Every morning it’s a struggle to be honest.
How much do I want the world to know what’s going on with me? Not that much if I’m truthful, but then how will anyone know how I am really feeling?
Skin Deep
Yesterday I posted on my personal FB page with a photo I took of myself that morning.
I don’t look that bad. I’m showered, my hair washed and left to dry naturally, I have a little bit of makeup on and I’m smiling. I also have sunburn but we’ll deal with that another time!
In short, I look happy.
Inside is a different story.
Inside I am anxious as can be. I have to go somewhere I have never been before and take the teenager.

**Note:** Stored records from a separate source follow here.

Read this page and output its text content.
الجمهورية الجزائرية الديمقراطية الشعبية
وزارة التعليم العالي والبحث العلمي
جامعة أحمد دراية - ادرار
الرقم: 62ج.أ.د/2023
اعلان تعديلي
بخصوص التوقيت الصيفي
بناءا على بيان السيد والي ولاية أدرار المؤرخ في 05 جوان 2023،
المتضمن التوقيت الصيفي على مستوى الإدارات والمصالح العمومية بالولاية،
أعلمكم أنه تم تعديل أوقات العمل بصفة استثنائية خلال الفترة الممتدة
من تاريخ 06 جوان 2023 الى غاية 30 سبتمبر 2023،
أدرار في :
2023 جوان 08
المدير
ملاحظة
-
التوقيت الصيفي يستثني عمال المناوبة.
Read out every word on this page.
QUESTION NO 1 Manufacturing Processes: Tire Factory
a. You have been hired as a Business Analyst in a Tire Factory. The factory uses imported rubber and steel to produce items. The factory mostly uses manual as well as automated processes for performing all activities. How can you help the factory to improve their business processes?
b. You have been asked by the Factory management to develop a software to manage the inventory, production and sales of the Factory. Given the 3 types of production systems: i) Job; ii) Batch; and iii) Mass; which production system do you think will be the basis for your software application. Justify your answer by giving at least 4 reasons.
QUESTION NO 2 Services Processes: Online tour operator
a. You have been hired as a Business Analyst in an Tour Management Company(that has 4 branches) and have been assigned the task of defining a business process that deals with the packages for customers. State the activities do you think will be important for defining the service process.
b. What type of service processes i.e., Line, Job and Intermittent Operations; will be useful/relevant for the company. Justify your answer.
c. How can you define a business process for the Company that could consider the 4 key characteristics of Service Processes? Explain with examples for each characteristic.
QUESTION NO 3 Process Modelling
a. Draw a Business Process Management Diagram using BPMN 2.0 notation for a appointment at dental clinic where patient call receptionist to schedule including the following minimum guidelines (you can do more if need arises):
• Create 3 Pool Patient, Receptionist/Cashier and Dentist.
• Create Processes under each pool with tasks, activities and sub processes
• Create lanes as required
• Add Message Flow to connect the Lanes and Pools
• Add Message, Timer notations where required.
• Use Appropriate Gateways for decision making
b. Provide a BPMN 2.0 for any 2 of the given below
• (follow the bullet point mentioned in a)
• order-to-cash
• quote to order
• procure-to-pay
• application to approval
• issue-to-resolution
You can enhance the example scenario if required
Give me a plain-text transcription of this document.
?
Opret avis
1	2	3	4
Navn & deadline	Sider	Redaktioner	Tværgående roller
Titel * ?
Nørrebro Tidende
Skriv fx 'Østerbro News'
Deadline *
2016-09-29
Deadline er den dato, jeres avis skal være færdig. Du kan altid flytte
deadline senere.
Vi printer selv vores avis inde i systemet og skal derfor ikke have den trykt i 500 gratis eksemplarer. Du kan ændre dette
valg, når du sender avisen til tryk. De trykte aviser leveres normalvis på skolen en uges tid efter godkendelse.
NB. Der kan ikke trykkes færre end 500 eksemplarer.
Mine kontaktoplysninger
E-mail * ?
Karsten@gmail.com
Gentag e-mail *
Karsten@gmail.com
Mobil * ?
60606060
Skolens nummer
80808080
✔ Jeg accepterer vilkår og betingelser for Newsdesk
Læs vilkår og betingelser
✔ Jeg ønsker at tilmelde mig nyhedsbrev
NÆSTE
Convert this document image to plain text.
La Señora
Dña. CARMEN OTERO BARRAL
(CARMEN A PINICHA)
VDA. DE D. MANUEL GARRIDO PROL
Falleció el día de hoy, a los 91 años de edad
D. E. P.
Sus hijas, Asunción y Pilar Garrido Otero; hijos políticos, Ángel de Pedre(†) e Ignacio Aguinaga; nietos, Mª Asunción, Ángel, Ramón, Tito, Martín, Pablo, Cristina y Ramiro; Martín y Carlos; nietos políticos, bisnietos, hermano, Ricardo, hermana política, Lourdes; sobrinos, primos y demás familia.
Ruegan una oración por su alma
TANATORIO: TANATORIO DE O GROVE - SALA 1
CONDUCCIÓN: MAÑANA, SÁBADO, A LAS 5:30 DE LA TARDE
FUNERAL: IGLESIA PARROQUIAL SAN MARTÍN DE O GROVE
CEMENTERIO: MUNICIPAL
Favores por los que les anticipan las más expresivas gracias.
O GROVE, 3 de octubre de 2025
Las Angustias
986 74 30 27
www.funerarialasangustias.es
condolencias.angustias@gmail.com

He can also anxious so apparently, I have to be the parent and be the strong one. That, of course, makes me even more anxious!
So, I make sure that the people we are meeting see what I want them to see. A woman, a mum, looking as if she takes care of herself and her appearance. I wear a dress and perfume. My thought process is that if I look okay, I will feel okay.
What about underneath?
What you don’t see, however, is the scars on my arms where I scratched myself making me bleed. I write those off as cat scratches.

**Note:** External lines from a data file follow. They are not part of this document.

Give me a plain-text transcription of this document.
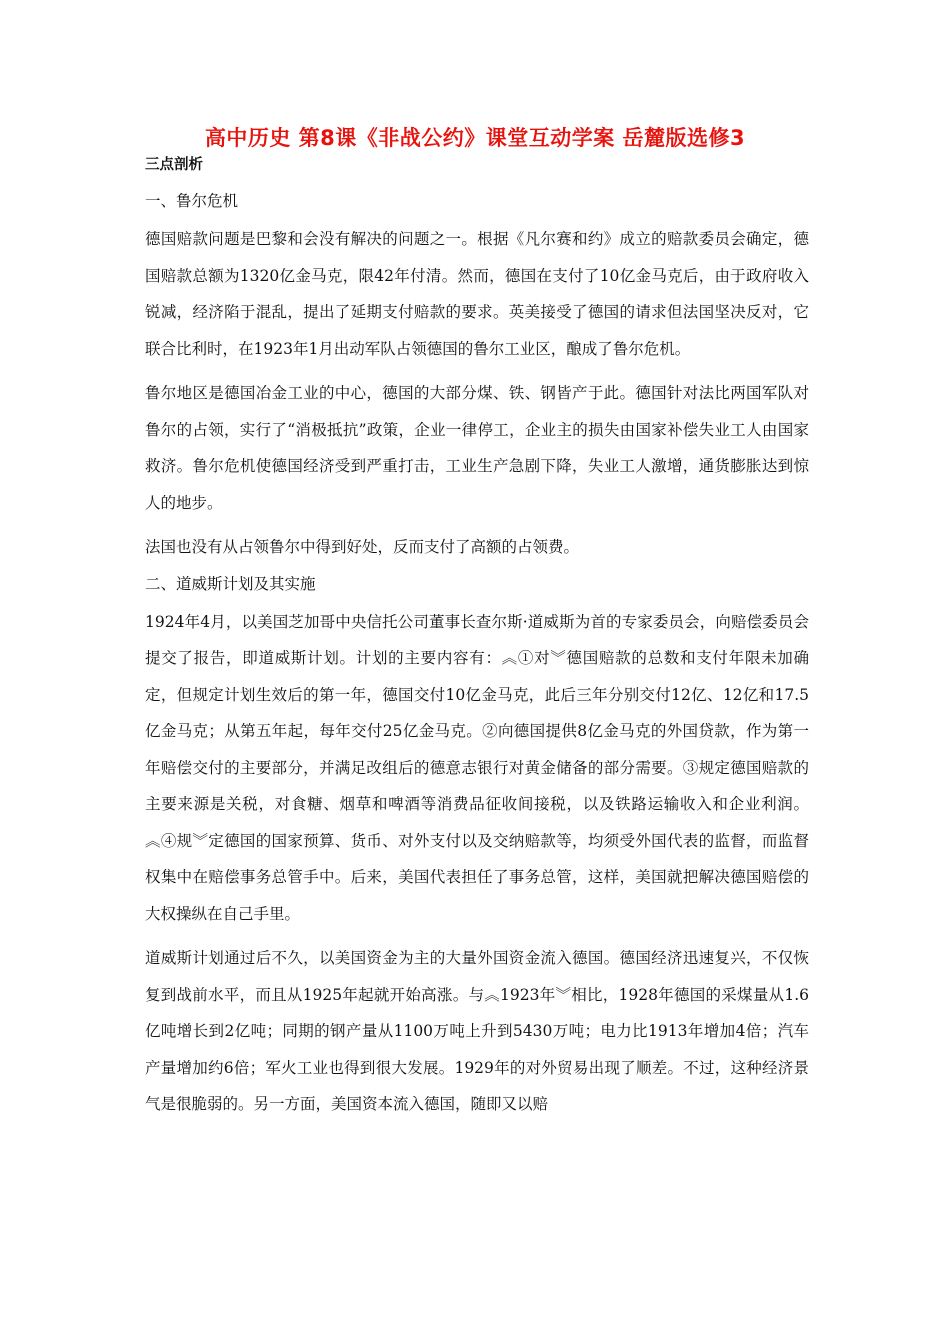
高中历史 第8课《非战公约》课堂互动学案 岳麓版选修3
三点剖析
一、鲁尔危机
德国赔款问题是巴黎和会没有解决的问题之一。根据《凡尔赛和约》成立的赔款委员会确定，德国赔款总额为1320亿金马克，限42年付清。然而，德国在支付了10亿金马克后，由于政府收入锐减，经济陷于混乱，提出了延期支付赔款的要求。英美接受了德国的请求但法国坚决反对，它联合比利时，在1923年1月出动军队占领德国的鲁尔工业区，酿成了鲁尔危机。
鲁尔地区是德国冶金工业的中心，德国的大部分煤、铁、钢皆产于此。德国针对法比两国军队对鲁尔的占领，实行了“消极抵抗”政策，企业一律停工，企业主的损失由国家补偿失业工人由国家救济。鲁尔危机使德国经济受到严重打击，工业生产急剧下降，失业工人激增，通货膨胀达到惊人的地步。
法国也没有从占领鲁尔中得到好处，反而支付了高额的占领费。
二、道威斯计划及其实施
1924年4月，以美国芝加哥中央信托公司董事长查尔斯·道威斯为首的专家委员会，向赔偿委员会提交了报告，即道威斯计划。计划的主要内容有：︽①对︾德国赔款的总数和支付年限未加确定，但规定计划生效后的第一年，德国交付10亿金马克，此后三年分别交付12亿、12亿和17.5亿金马克；从第五年起，每年交付25亿金马克。②向德国提供8亿金马克的外国贷款，作为第一年赔偿交付的主要部分，并满足改组后的德意志银行对黄金储备的部分需要。③规定德国赔款的主要来源是关税，对食糖、烟草和啤酒等消费品征收间接税，以及铁路运输收入和企业利润。︽④规︾定德国的国家预算、货币、对外支付以及交纳赔款等，均须受外国代表的监督，而监督权集中在赔偿事务总管手中。后来，美国代表担任了事务总管，这样，美国就把解决德国赔偿的大权操纵在自己手里。
道威斯计划通过后不久，以美国资金为主的大量外国资金流入德国。德国经济迅速复兴，不仅恢复到战前水平，而且从1925年起就开始高涨。与︽1923年︾相比，1928年德国的采煤量从1.6亿吨增长到2亿吨；同期的钢产量从1100万吨上升到5430万吨；电力比1913年增加4倍；汽车产量增加约6倍；军火工业也得到很大发展。1929年的对外贸易出现了顺差。不过，这种经济景气是很脆弱的。另一方面，美国资本流入德国，随即又以赔
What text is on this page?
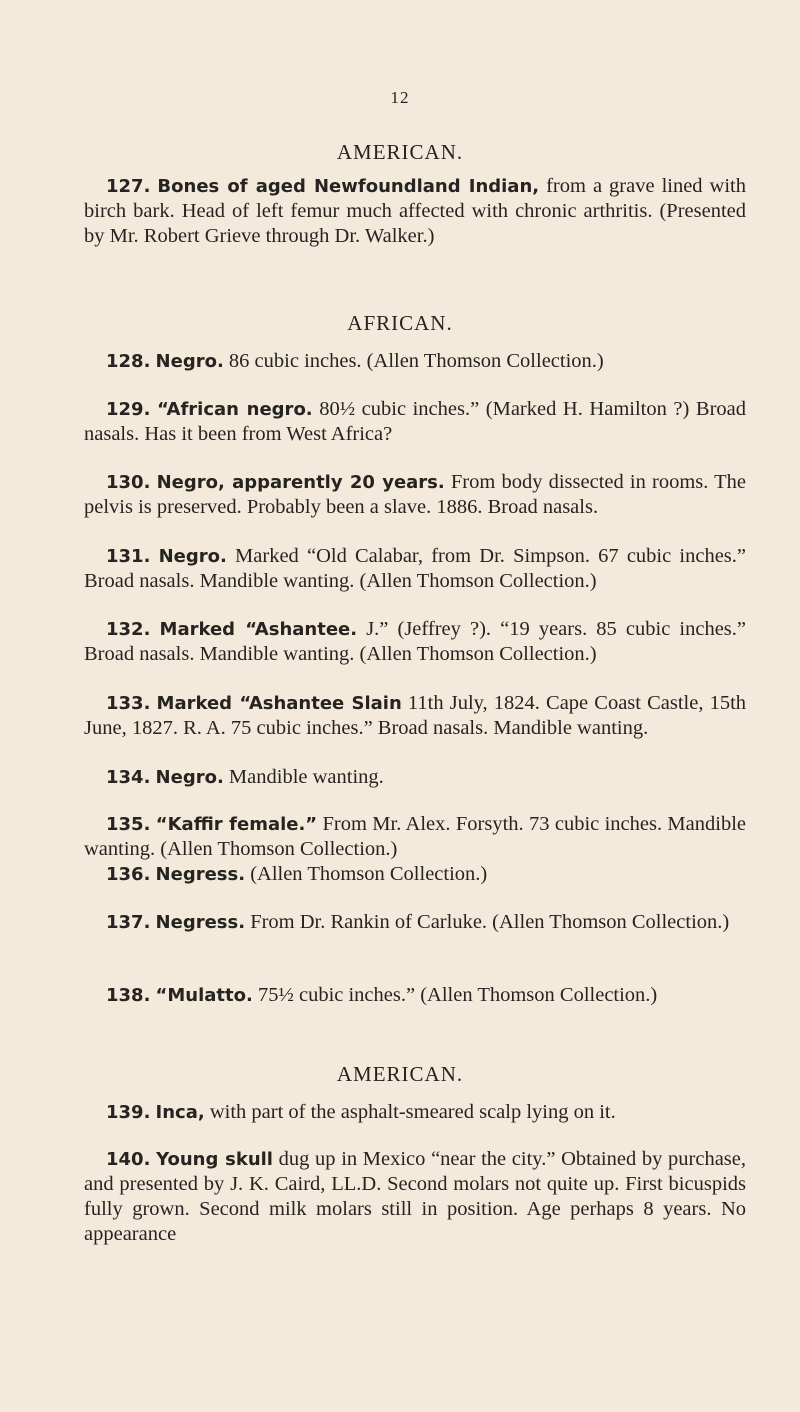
12
AMERICAN.

127. Bones of aged Newfoundland Indian, from a grave lined with birch bark. Head of left femur much affected with chronic arthritis. (Presented by Mr. Robert Grieve through Dr. Walker.)

AFRICAN.

128. Negro. 86 cubic inches. (Allen Thomson Collection.)

129. “African negro. 80½ cubic inches.” (Marked H. Hamilton ?) Broad nasals. Has it been from West Africa?

130. Negro, apparently 20 years. From body dissected in rooms. The pelvis is preserved. Probably been a slave. 1886. Broad nasals.

131. Negro. Marked “Old Calabar, from Dr. Simpson. 67 cubic inches.” Broad nasals. Mandible wanting. (Allen Thomson Collection.)

132. Marked “Ashantee. J.” (Jeffrey ?). “19 years. 85 cubic inches.” Broad nasals. Mandible wanting. (Allen Thomson Collection.)

133. Marked “Ashantee Slain 11th July, 1824. Cape Coast Castle, 15th June, 1827. R. A. 75 cubic inches.” Broad nasals. Mandible wanting.

134. Negro. Mandible wanting.

135. “Kaffir female.” From Mr. Alex. Forsyth. 73 cubic inches. Mandible wanting. (Allen Thomson Collection.)

136. Negress. (Allen Thomson Collection.)

137. Negress. From Dr. Rankin of Carluke. (Allen Thomson Collection.)

138. “Mulatto. 75½ cubic inches.” (Allen Thomson Collection.)

AMERICAN.

139. Inca, with part of the asphalt-smeared scalp lying on it.

140. Young skull dug up in Mexico “near the city.” Obtained by purchase, and presented by J. K. Caird, LL.D. Second molars not quite up. First bicuspids fully grown. Second milk molars still in position. Age perhaps 8 years. No appearance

You don’t see the nausea welling up in my throat as I have to prepare to leave the house having looked up directions four times, checking the map. Yes, I do have sat nav but I need to know. I don’t just want to get there I need to do where there is.
You can’t see the bags under my eyes due to lack of sleep as my mind spent hours going over different scenarios to find one that works. So much going on that is helping me spiral that I still can’t believe it is happening to me. Grateful for concealer.

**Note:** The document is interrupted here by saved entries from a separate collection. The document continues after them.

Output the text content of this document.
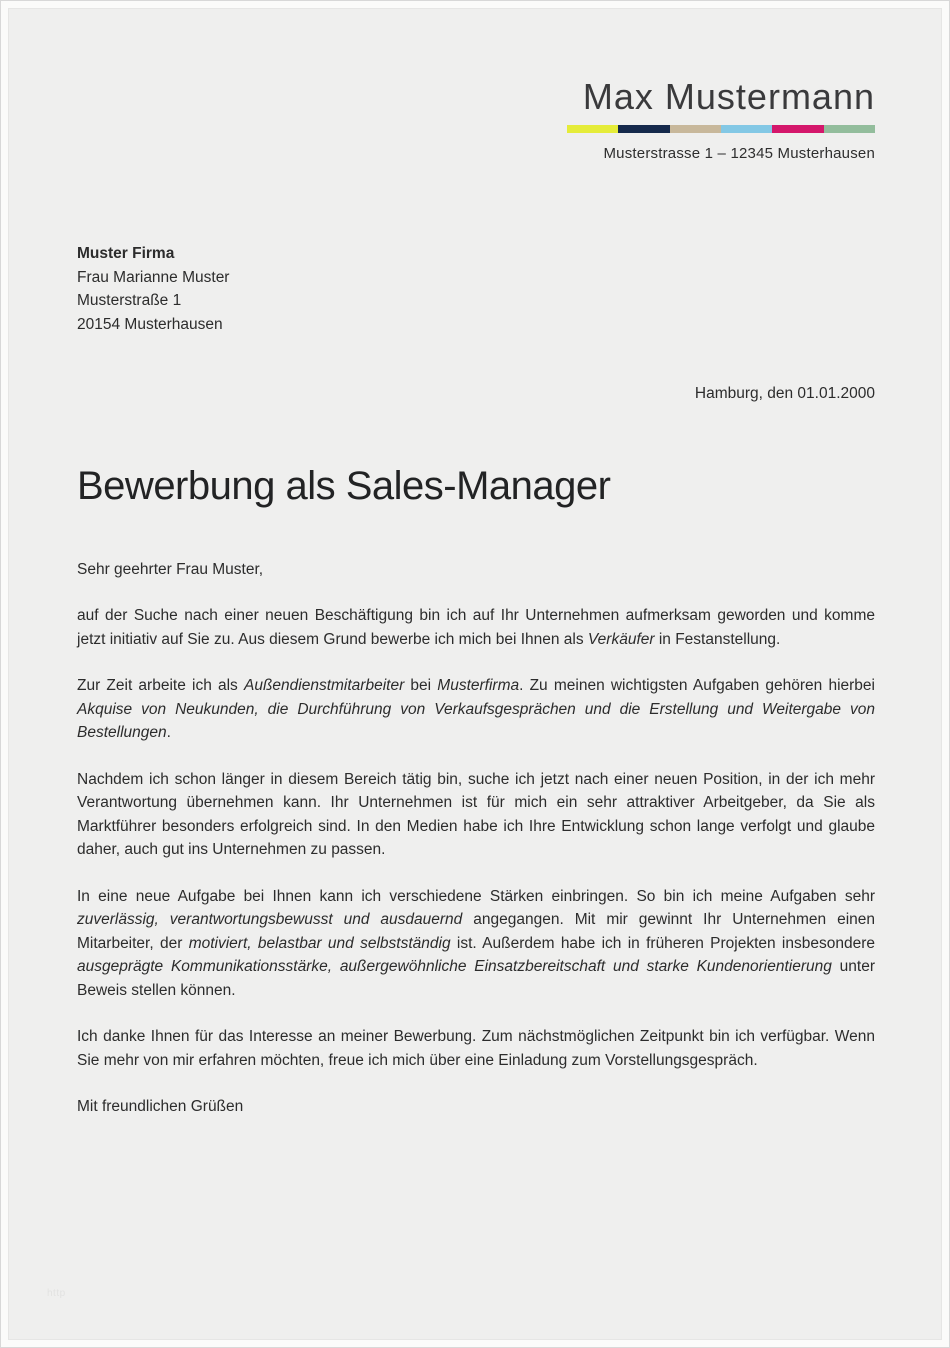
Max Mustermann
Musterstrasse 1 – 12345 Musterhausen
Muster Firma
Frau Marianne Muster
Musterstraße 1
20154 Musterhausen
Hamburg, den 01.01.2000
Bewerbung als Sales-Manager
Sehr geehrter Frau Muster,

auf der Suche nach einer neuen Beschäftigung bin ich auf Ihr Unternehmen aufmerksam geworden und komme jetzt initiativ auf Sie zu. Aus diesem Grund bewerbe ich mich bei Ihnen als Verkäufer in Festanstellung.

Zur Zeit arbeite ich als Außendienstmitarbeiter bei Musterfirma. Zu meinen wichtigsten Aufgaben gehören hierbei Akquise von Neukunden, die Durchführung von Verkaufsgesprächen und die Erstellung und Weitergabe von Bestellungen.

Nachdem ich schon länger in diesem Bereich tätig bin, suche ich jetzt nach einer neuen Position, in der ich mehr Verantwortung übernehmen kann. Ihr Unternehmen ist für mich ein sehr attraktiver Arbeitgeber, da Sie als Marktführer besonders erfolgreich sind. In den Medien habe ich Ihre Entwicklung schon lange verfolgt und glaube daher, auch gut ins Unternehmen zu passen.

In eine neue Aufgabe bei Ihnen kann ich verschiedene Stärken einbringen. So bin ich meine Aufgaben sehr zuverlässig, verantwortungsbewusst und ausdauernd angegangen. Mit mir gewinnt Ihr Unternehmen einen Mitarbeiter, der motiviert, belastbar und selbstständig ist. Außerdem habe ich in früheren Projekten insbesondere ausgeprägte Kommunikationsstärke, außergewöhnliche Einsatzbereitschaft und starke Kundenorientierung unter Beweis stellen können.

Ich danke Ihnen für das Interesse an meiner Bewerbung. Zum nächstmöglichen Zeitpunkt bin ich verfügbar. Wenn Sie mehr von mir erfahren möchten, freue ich mich über eine Einladung zum Vorstellungsgespräch.

Mit freundlichen Grüßen
http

You don’t see the gurgling stomach and the fear that I may need the loo whilst out. Deep breathing, trying to convince myself I am fine, plus a beady eye when we get there for toilet signs.
You can’t here the racing heart that may or may not leap out of my chest. One day I fear it just might.
You don’t see the tears. The anguish. The heartbreak as things fall apart. That you will never see unless you are really lucky. Or unlucky depending on how you look at it.
And all this before 10am.
The Mirror Cracked
This folks, is anxiety. Generalised Anxiety Disorder. At least it’s my anxiety.
And my excellent masking.
My friends may start to see the cracks but others won’t. It’s that warrior in me. I can’t let them see yet perhaps I should. Perhaps then they won’t expect me to act “normally”. Perhaps then they will understand what I say, how I explain things. My reasoning for what I do what I do.
But I won’t. That façade is impenetrable. If anyone does successfully shoot it down, they won’t like what they see. They won’t understand.
Some may even walk away.
You see you don’t always get what you see. You can’t always judge a book by its cover.
What you see on social media isn’t always real. It’s what people want you to see. And it doesn’t always do you any favours.
In short, you never know the real story.
This wasn't in my Master Plan
If you had told me 2 years ago, I’d be like this I’d have laughed you out of town.
I had some lovely messages in response to my post for which I am very grateful. But I suspect there will be have been some people who either skipped on by, read it and thought blimey I best stay away from her, or, perhaps that I was making it all up. Because they knew me. Do you?
Anxiety can happen to anyone. For some it will be obvious. They may be brave and ask for help. They may feel confident to tell their friends, their employers. Others, however, may not. They may be private people, not wishing to share with anyone. It is dangerous to assume that you know which one they are.
After all, assume made an ass of you and me.
Never assume that the happy, smiley, put-together person next to you is exactly that. They may have anxiety, they may have depression, they may be going through a divorce, a serious illness, they may have an invisible disability. There are so many possibilities.
So please, be kind, be aware of your words.
Never assume you understand, but it will not hurt to ask.